En 1946, à huit mois d'intervalle, deux crimes de sang y sont commis. Deux crimes bien similaires :
- le 13 avril 1946, Julien Galland, chauffeur de taxi, est assommé puis poignardé à quatre reprises. Son corps est retrouvé le lendemain dans un petit ravin qui borde le chemin de Dampierre. Ses clients lui ont volé son portefeuille, contenant 15.000 francs, ainsi que les papiers de sa Peugeot 402.
- le 9 décembre 1946, Julien Hoffmann, chauffeur de taxi, est blessé mortellement d'une balle de revolver par son client, qui lui dérobe 52.000 francs, et qui prend un automobiliste en otage jusqu'à Nancy pour s'enfuir.
Dans la première affaire, les criminels sont au nombre de trois. Polonais, soldats âgés d'une vingtaine d'années, ils s'appellent Jan Kwiatkowski, Czelaw Zajackowski et Bronislas Bartos. Ils avaient besoin d'argent pour racheter un accordéon (!) mis en gage pour la somme de 42.000 francs. Ils sont arrêtés au bout de six jours, notamment à cause du signalement de Bartos... ce dernier a en effet une oreille coupée.
Pour la seconde, le responsable est un seul homme, nommé Théodore Brière, 32 ans, repris de justice sans le sou. Il est capturé moins de deux jours après son crime... Il avait osé demander à sa victime, en arrivant aux abords de la Veuve, de le conduire exactement sur les traces des Polonais meurtriers ! Un "copycat", d'une certaine manière. Il est identifié en particulier à cause d'un détail physique : il a été amputé du majeur gauche.
Après deux jours de procès, le 9 juillet 1948, la cour d'assises de la Marne prononce contre Bartos une sentence de travaux forcés à perpétuité. Zajackowski et Kwiatkowski devront avoir la tête tranchée.
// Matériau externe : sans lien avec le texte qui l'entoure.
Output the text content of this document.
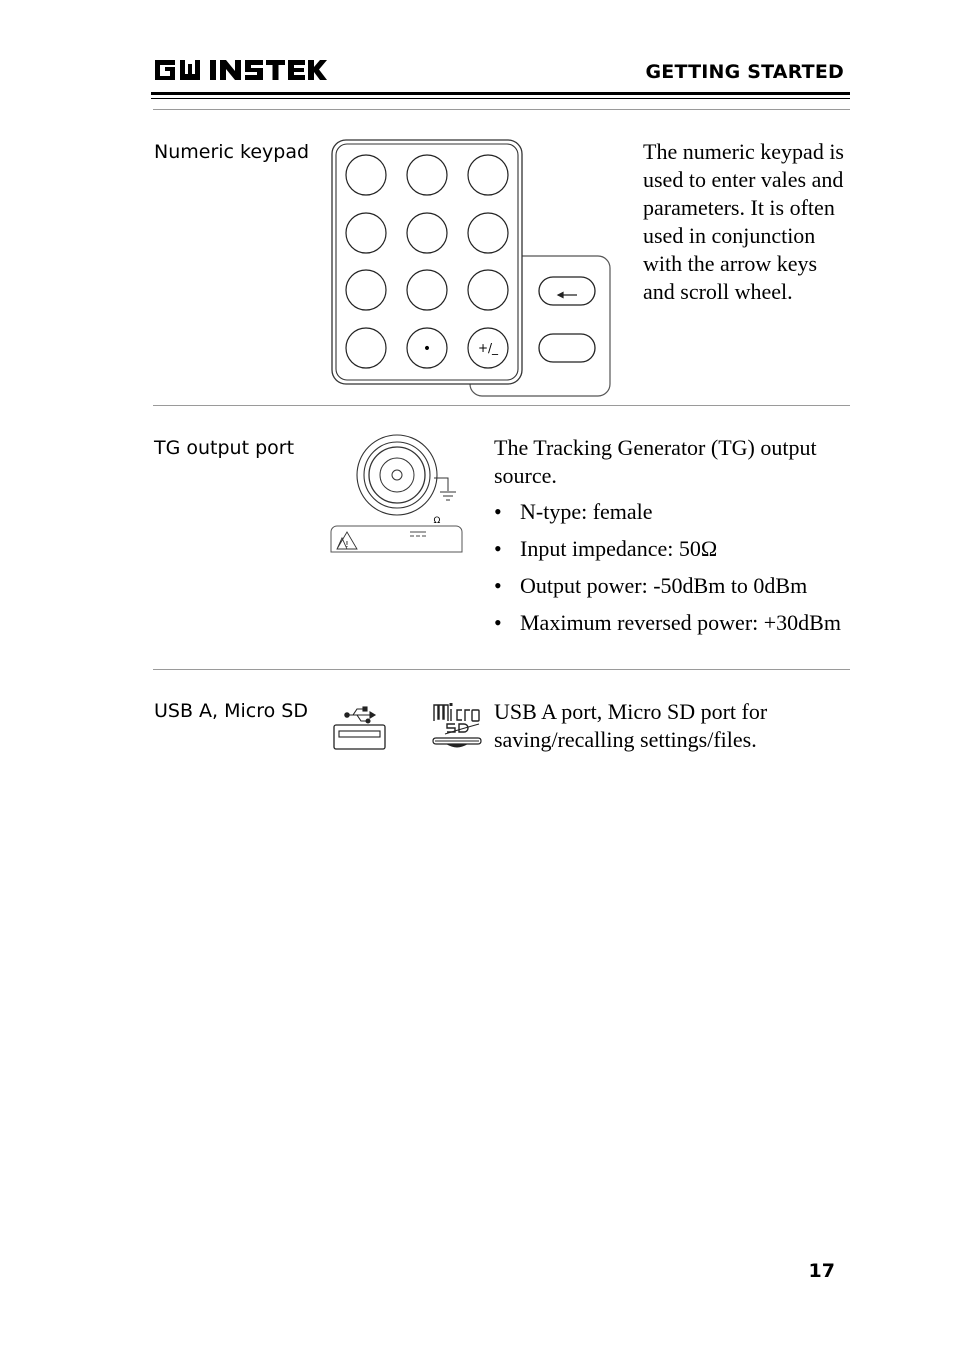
GETTING STARTED
Numeric keypad
•	+/_
The numeric keypad is used to enter vales and parameters. It is often used in conjunction with the arrow keys and scroll wheel.
TG output port
Ω
!
The Tracking Generator (TG) output source.
• N-type: female
• Input impedance: 50Ω
• Output power: -50dBm to 0dBm
• Maximum reversed power: +30dBm
USB A, Micro SD	USB A port, Micro SD port for saving/recalling settings/files.
17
La peine est de fait exécutée à l'aube du 17 décembre 1948 dans la cour de la maison d'arrêt de Reims. Ce sera la dernière venue de la guillotine dans la Marne.
Le 4 mai 1950, Brière passe à son tour en jugement. Tout comme les Polonais, il est condamné à la peine capitale. Il bénéficie d'une grâce présidentielle le 27 octobre 1950. Il est le dernier condamné à mort du département.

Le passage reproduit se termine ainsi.